The stakes are extremely high for a coronavirus fiscal stimulus bill to be passed soon by Congress, according to BTIG analysts Julian Emanuel and Michael Chu in a late Tuesday research report.
Lives hang in the balance as well as the stability of the U.S. economy, which appears to be buckling amid the numerous city and state shutdowns that have temporarily taken businesses from California to New York offline, threatening to halt the longest expansion in U.S. history and drive America into a deep recession.
Against that backdrop, the BTIG analysts say that if of a coronavirus rescue package is not passed before Thursday, when weekly jobless claims data are expected to be released in the morning, it will almost certainly usher in a resumption of a brutal selloff in stocks, that on Tuesday saw the Dow Jones Industrial Average DJIA, +11.37% put in its best one-day percentage gain in generations.
‘To finalize a deal after the release of Thursday’s weekly jobless claims data,” the pair write, estimated by some economists to be more than 3 million or quadruple the previous weekly record high, would they put it “represent a Congressional dereliction of duty to the country and a craven political miscalculation from both sides’
Last Thursday, claims for unemployment benefits offered, perhaps, the clearest sign that the viral outbreak that was first identified in Wuhan, China, in December, was set to wallop the domestic economy.
Indeed, the data showed a surge of 70,000 claims in mid-March to a 2½-year high as the spread of COVID-19 shut down whole swaths of the economy. But the claims report set to be released March 26 could be eye-popping, with some analysts speculating that claims could be in the millions. To put that into perspective, weekly jobless claims during the 2007-’09 recession, sometimes referred to as the Great Recession, peaked at 655,000 in 2009.
Some 23 million jobs may be vulnerable to job losses from the disruptions to the U.S. and global economies from the coronavirus pandemic, including hard-hit industries like retail, airlines, travel agencies, restaurants, hotels and entertainment, MarketWatch’s Jeff Bartash writes, citing a study by the Conference Board, a private research firm.
Another report, from the developers of the U.S. Private Sector Job Quality Index, put the number of vulnerable jobs at 37 million.
In any case, Thursday’s report is likely to be a wake-up call for markets to the severity of the problem at hand if a fiscal bill doesn’t materialize, Emanuel and Chu wrote.
“To finalize a deal after the release of Thursday’s weekly jobless claims data,” the pair wrote, estimated by some economists to be more than 3 million, or quadruple the previous weekly record high, would they put it “represent a congressional dereliction of duty to the country and a craven political miscalculation from both sides.”
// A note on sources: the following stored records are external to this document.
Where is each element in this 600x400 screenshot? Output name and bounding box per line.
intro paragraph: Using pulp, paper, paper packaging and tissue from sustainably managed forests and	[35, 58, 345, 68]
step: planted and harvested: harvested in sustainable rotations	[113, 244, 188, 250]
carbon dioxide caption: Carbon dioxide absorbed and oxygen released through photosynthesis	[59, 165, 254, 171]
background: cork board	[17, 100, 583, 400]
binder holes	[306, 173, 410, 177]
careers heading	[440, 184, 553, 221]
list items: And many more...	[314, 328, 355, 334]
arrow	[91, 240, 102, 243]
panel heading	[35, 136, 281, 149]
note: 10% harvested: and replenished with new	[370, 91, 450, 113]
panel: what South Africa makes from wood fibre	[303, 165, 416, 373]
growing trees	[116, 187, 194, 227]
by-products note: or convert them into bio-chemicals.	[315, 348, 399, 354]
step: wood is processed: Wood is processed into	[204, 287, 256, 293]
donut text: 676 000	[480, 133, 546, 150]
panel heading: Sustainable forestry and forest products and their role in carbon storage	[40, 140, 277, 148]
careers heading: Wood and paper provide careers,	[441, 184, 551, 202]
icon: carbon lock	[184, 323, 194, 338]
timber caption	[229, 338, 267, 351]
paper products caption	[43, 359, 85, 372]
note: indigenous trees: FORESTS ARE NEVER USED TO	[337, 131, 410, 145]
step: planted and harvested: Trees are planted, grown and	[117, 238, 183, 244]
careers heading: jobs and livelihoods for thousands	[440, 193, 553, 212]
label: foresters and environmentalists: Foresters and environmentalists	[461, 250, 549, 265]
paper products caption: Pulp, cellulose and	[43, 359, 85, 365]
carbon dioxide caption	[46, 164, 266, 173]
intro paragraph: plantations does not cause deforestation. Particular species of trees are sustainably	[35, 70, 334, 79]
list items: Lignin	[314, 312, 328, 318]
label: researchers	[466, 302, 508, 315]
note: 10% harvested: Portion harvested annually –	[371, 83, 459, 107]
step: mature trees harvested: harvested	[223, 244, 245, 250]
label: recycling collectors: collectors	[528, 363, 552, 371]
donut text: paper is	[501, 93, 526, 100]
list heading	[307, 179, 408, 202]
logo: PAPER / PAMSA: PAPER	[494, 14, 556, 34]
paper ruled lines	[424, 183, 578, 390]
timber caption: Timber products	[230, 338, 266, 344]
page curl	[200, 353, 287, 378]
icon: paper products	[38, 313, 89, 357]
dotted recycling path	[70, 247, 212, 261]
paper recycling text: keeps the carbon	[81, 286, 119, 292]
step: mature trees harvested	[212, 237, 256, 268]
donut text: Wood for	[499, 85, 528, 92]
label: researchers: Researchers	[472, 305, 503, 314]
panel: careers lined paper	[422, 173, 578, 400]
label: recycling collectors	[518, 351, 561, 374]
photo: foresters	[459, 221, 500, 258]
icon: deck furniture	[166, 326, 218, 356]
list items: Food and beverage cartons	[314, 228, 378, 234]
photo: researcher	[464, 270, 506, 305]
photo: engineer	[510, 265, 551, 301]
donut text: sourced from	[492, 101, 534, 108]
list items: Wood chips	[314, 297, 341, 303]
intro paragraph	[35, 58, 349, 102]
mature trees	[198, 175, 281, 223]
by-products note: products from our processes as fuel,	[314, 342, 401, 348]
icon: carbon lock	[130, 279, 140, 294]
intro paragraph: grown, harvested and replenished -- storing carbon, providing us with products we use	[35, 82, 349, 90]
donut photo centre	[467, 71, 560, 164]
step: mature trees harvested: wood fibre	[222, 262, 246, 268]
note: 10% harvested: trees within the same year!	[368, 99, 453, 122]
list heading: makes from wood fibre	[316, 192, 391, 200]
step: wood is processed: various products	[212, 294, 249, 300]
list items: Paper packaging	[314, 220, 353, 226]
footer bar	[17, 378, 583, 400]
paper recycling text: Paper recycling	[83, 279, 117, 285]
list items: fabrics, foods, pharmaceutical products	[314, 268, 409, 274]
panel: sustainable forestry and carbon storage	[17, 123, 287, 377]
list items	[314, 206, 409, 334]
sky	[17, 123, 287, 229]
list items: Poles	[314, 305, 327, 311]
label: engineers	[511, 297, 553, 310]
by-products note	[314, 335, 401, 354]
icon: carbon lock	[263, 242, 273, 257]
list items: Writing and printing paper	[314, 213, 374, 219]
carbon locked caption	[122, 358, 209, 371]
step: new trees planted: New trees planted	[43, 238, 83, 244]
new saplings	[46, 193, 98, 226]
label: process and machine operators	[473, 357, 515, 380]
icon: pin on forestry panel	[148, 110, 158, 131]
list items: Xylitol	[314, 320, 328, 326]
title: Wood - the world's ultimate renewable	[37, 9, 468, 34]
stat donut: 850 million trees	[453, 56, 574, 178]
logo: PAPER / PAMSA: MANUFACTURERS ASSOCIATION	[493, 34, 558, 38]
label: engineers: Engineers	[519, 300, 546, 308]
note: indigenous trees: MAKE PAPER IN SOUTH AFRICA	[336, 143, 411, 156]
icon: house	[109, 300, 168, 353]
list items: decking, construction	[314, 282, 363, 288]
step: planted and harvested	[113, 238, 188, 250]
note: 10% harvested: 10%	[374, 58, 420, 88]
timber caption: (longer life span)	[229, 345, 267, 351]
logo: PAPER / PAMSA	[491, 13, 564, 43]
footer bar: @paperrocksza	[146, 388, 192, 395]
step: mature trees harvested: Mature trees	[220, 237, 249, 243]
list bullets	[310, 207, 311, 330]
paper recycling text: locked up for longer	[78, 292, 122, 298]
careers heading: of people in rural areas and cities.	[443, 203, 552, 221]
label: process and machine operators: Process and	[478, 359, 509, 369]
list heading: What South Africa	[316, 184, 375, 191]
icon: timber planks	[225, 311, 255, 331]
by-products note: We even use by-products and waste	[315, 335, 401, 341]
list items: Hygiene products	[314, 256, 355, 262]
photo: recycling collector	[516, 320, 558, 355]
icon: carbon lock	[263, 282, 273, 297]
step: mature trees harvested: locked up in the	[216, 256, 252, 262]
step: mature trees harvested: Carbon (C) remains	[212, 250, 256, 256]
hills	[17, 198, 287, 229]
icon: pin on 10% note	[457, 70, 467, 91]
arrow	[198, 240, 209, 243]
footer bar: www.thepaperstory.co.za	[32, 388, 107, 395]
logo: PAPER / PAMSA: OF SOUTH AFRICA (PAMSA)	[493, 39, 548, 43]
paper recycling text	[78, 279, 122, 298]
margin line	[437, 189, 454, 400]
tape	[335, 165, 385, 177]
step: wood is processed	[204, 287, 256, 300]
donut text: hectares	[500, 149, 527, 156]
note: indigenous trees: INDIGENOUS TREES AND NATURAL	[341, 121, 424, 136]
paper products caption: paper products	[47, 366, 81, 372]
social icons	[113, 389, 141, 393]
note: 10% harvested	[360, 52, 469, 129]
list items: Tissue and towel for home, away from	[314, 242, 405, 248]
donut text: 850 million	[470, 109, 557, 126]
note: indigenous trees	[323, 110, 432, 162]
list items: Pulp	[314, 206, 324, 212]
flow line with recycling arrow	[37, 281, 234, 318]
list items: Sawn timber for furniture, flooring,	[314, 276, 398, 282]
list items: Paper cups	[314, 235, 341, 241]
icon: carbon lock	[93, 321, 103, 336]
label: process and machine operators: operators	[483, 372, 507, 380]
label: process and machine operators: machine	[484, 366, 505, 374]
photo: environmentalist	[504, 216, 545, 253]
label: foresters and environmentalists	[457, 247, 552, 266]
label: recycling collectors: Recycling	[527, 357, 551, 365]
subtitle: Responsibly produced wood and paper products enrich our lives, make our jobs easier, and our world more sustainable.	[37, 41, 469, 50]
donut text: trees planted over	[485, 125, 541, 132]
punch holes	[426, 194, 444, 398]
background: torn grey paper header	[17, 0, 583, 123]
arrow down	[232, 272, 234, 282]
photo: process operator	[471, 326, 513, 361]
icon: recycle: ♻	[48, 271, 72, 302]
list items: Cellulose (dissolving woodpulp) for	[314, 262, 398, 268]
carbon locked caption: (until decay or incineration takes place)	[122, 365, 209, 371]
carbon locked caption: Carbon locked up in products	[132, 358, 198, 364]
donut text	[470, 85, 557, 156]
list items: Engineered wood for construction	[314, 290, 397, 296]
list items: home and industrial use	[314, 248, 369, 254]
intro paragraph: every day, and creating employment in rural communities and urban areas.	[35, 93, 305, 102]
The researchers said that the “psychology of such a large weekly claims number without a deal done will inflict incrementally larger damage” on already fragile markets.
On Tuesday, the Dow rose 2,112.98 points, or 11.37%, to close at 20,704.91; the S&P 500 index SPX, +9.38% surged 209.93 points, 9.38%, to close at 2,447.33; while the Nasdaq Composite Index COMP, +8.12% gained 557.18 points, or 8.12%, ending trading at 7,417.86.
The gains were at least partly being attributed to investors’ anticipation of a deal by lawmakers being struck. Late Tuesday, Senate negotiators and the Trump administration were working to clear remaining hurdles for the estimated $2 trillion stimulus package.
However, if lawmakers stumble in their attempts to ink an agreement, the consequences could be significant for a market that is banking on it.
“Do the deal, ladies and gentlemen,” the BTIG analysts implored in their research note.